Haïti face au chaos, le Premier ministre Alix Didier Fils-Aimé promet une offensive totale contre l’insécurité et la continuité de l’État
Une adresse solennelle à la nation
Le 7 février 2026, date marquant la fin du mandat du Conseil présidentiel de transition (CPT), le Premier ministre haïtien Alix Didier Fils-Aimé s’est exprimé devant la nation. Dans un contexte de crise institutionnelle et sécuritaire, il a assuré qu’il n’y aura ni vide institutionnel ni rupture de l’ordre républicain.
Reconnaissant l’échec de la transition à organiser des élections dans les délais, il a réaffirmé la mission de l’État : restaurer la sécurité et conduire Haïti vers des élections libres, inclusives et démocratiques.
La crise sécuritaire au cœur des priorités
Les gangs armés contrôlent une large partie du territoire, paralysant l’économie et terrorisant la population. Le Premier ministre a annoncé une offensive totale menée par la Police nationale d’Haïti (PNH), les Forces armées et une Task Force spéciale, visant à reprendre les zones occupées.
Cette stratégie militaire s’accompagne d’un plan humanitaire d’urgence pour soutenir les populations déplacées et vulnérables.
La continuité institutionnelle
La transition se poursuit sous l’autorité du Conseil des ministres, avec trois priorités :
- Sécurité nationale : neutraliser les gangs.
- Organisation des élections : garantir un scrutin crédible.
- Redressement de l’État : lutter contre la corruption et renforcer les institutions.
L’appel à l’unité nationale
Le Premier ministre a invité les partis politiques, la société civile, le secteur privé, la diaspora et la jeunesse à s’unir autour d’un consensus national. Selon lui, seule l’unité permettra de sortir durablement de la crise.
La lutte contre l’impunité et la corruption
Au-delà de la sécurité, Alix Didier Fils-Aimé a promis un engagement total contre la corruption et l’impunité, afin de restaurer la confiance des citoyens envers leurs institutions.
Le rôle de la communauté internationale
La crise haïtienne ne se joue pas uniquement sur le plan interne. Elle mobilise depuis longtemps la communauté internationale.
- L’Organisation des États Américains (OEA), la CARICOM, l’ONU, le Canada et les États-Unis ont réaffirmé début février 2026 leur soutien à la transition et aux élections en Haïti.
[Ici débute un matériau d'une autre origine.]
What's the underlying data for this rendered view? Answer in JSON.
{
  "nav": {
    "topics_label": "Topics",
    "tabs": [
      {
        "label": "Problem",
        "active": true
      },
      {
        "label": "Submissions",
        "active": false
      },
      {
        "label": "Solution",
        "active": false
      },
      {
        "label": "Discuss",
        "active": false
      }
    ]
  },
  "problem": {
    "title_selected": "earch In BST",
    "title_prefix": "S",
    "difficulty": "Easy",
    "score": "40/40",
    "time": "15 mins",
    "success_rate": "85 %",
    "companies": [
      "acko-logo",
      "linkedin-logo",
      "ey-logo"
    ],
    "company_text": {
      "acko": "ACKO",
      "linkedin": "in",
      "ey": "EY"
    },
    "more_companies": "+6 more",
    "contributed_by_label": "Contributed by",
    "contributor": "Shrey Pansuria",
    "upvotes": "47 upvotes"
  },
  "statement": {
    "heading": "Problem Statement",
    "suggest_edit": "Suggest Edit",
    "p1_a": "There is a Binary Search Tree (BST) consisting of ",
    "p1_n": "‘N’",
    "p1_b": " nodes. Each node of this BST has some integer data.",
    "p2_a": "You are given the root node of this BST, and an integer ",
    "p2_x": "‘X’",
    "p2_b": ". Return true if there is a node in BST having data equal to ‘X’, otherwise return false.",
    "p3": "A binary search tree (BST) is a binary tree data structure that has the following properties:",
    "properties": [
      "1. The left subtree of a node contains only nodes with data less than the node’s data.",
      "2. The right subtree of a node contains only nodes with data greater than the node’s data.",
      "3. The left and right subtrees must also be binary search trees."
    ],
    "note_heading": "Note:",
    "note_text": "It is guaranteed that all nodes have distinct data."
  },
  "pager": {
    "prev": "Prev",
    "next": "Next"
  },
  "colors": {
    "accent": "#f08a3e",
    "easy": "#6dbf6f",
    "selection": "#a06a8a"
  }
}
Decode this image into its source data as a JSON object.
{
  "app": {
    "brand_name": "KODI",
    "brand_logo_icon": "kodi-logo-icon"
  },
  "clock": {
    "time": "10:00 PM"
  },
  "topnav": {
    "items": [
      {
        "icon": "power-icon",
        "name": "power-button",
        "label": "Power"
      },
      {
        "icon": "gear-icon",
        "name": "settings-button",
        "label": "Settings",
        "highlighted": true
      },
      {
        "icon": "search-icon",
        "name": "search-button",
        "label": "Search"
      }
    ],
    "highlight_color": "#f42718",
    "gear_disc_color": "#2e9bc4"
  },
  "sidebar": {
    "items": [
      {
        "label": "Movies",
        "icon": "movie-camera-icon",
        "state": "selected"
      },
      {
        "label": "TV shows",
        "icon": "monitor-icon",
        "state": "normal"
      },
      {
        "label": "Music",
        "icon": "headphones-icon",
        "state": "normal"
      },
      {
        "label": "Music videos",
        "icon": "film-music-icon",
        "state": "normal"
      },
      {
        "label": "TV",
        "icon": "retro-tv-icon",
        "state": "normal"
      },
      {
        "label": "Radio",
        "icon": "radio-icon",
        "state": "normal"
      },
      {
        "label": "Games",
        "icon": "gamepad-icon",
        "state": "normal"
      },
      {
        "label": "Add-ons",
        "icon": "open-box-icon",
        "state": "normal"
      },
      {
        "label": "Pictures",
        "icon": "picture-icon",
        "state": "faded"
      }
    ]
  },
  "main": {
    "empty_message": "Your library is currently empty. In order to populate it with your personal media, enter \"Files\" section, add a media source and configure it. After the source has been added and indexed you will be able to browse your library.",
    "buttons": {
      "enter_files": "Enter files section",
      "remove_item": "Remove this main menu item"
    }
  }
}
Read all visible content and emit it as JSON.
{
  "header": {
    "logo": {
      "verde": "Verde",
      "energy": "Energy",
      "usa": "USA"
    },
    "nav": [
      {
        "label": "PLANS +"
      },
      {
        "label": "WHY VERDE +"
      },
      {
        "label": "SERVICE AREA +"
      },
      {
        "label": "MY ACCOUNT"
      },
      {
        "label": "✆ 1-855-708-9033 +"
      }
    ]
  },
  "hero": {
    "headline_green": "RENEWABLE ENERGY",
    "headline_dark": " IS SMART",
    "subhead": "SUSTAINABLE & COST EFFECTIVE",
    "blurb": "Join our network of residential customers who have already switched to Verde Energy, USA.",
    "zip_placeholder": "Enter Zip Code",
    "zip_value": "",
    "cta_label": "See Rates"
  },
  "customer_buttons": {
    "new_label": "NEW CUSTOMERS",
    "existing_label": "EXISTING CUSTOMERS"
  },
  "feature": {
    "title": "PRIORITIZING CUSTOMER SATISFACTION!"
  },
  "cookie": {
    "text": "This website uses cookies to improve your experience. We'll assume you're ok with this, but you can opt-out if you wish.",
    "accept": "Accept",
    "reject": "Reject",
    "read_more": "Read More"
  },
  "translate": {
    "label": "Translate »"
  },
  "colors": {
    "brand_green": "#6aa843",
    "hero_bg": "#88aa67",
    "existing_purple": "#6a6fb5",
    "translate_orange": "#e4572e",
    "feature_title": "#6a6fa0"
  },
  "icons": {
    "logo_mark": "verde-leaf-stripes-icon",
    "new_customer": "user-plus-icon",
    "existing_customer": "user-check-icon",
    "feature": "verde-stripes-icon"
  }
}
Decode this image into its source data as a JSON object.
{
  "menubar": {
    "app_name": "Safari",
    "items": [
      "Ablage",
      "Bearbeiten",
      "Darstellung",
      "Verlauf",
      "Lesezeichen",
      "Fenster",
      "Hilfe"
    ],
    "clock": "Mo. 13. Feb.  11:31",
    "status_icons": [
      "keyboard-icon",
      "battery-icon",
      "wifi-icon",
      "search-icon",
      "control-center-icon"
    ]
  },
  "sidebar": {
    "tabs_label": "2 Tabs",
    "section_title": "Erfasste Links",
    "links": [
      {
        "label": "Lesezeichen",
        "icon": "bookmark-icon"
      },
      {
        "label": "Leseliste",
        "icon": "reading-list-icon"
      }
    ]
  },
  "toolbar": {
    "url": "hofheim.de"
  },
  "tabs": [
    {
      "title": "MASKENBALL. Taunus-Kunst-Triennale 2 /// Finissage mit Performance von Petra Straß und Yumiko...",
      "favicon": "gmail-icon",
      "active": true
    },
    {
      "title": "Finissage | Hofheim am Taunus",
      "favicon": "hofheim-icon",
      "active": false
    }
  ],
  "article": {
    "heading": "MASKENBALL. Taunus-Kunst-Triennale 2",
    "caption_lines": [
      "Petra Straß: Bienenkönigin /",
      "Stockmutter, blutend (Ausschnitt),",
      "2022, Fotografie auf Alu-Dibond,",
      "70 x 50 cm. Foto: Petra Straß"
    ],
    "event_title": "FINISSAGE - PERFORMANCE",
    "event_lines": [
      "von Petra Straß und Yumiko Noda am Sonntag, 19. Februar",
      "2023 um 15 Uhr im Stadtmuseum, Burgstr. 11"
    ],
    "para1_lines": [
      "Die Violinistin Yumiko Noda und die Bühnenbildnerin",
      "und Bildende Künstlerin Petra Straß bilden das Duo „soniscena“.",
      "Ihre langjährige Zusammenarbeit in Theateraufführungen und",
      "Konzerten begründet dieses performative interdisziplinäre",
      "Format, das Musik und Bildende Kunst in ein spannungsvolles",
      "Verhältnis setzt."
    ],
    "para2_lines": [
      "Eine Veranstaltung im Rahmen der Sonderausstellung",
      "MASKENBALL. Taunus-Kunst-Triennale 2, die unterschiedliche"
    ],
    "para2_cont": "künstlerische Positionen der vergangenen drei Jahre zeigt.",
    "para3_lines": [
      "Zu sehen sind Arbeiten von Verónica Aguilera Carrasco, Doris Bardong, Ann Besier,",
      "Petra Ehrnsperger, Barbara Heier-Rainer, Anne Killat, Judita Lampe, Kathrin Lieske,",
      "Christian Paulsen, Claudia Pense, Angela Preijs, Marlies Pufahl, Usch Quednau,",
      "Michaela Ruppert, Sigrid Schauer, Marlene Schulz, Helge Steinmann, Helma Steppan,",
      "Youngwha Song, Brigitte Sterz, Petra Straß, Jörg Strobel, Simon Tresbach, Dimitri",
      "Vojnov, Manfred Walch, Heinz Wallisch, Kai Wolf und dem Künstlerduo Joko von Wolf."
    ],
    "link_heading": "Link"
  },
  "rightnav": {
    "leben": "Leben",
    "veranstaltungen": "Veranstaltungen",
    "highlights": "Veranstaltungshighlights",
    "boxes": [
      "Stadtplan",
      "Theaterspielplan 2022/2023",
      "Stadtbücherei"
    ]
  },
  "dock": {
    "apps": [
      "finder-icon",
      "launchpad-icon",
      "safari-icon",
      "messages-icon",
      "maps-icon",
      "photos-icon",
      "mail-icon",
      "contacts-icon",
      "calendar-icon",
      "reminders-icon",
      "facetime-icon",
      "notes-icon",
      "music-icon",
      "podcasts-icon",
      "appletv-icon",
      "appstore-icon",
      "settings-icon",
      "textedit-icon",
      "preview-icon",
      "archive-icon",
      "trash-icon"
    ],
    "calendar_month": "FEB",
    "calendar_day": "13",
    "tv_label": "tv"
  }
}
Ils insistent sur l’urgence d’un retour à l’ordre constitutionnel et promettent d’accompagner le pays dans cette phase critique").
- Selon RFI, le Premier ministre bénéficie d’un soutien international qui lui permet de consolider son rôle à la fois comme chef du gouvernement et chef de l’État, dans un exécutif désormais monocéphale.
- Depuis plusieurs années, l’ONU et divers partenaires bilatéraux multiplient les initiatives diplomatiques et les mécanismes d’assistance pour pallier l’affaiblissement des institutions et l’aggravation de l’insécurité.
Une histoire de dépendance et de tensions
Haïti a une longue histoire de relations complexes avec la communauté internationale. Depuis l’intervention américaine au début du XXe siècle, en passant par les missions de l’ONU (MINUSTAH, puis BINUH), le pays a souvent été placé sous tutelle partielle.
- Ces interventions ont permis de stabiliser temporairement certaines crises, mais elles ont aussi suscité des critiques sur la souveraineté nationale.
- Aujourd’hui, l’appui international est perçu comme indispensable pour soutenir les forces haïtiennes dans leur lutte contre les gangs, mais il soulève la question de la dépendance et du risque d’ingérence.
Analyse et perspectives
Le discours du Premier ministre marque une étape cruciale. Il tente de rassurer la population et de montrer que l’État reste debout malgré les retards électoraux et la violence.
Mais plusieurs défis persistent :
- Capacité militaire réelle : les forces haïtiennes pourront-elles reprendre le contrôle sans un soutien logistique international massif ?
- Consensus politique : les divisions internes risquent de fragiliser l’appel à l’unité.
- Crédibilité internationale : Haïti doit convaincre ses partenaires que les élections seront réellement inclusives et transparentes.
En guise de conclusion, sachez que le 7 février 2026 restera une date charnière. Le Premier ministre Alix Didier Fils-Aimé a choisi de réaffirmer la continuité de l’État et de promettre une offensive totale contre l’insécurité.
Son discours trace une feuille de route ambitieuse : restaurer la sécurité, organiser des élections crédibles et reconstruire l’État. Mais l’avenir d’Haïti dépendra aussi de la capacité de la communauté internationale à accompagner le pays sans l’étouffer, et de la volonté des Haïtiens à s’unir pour reprendre en main leur destin.
Ce qu'il faut surtout retenir dans tout ça, Haïti au bord du gouffre, Fils-Aimé promet une guerre totale contre les gangs.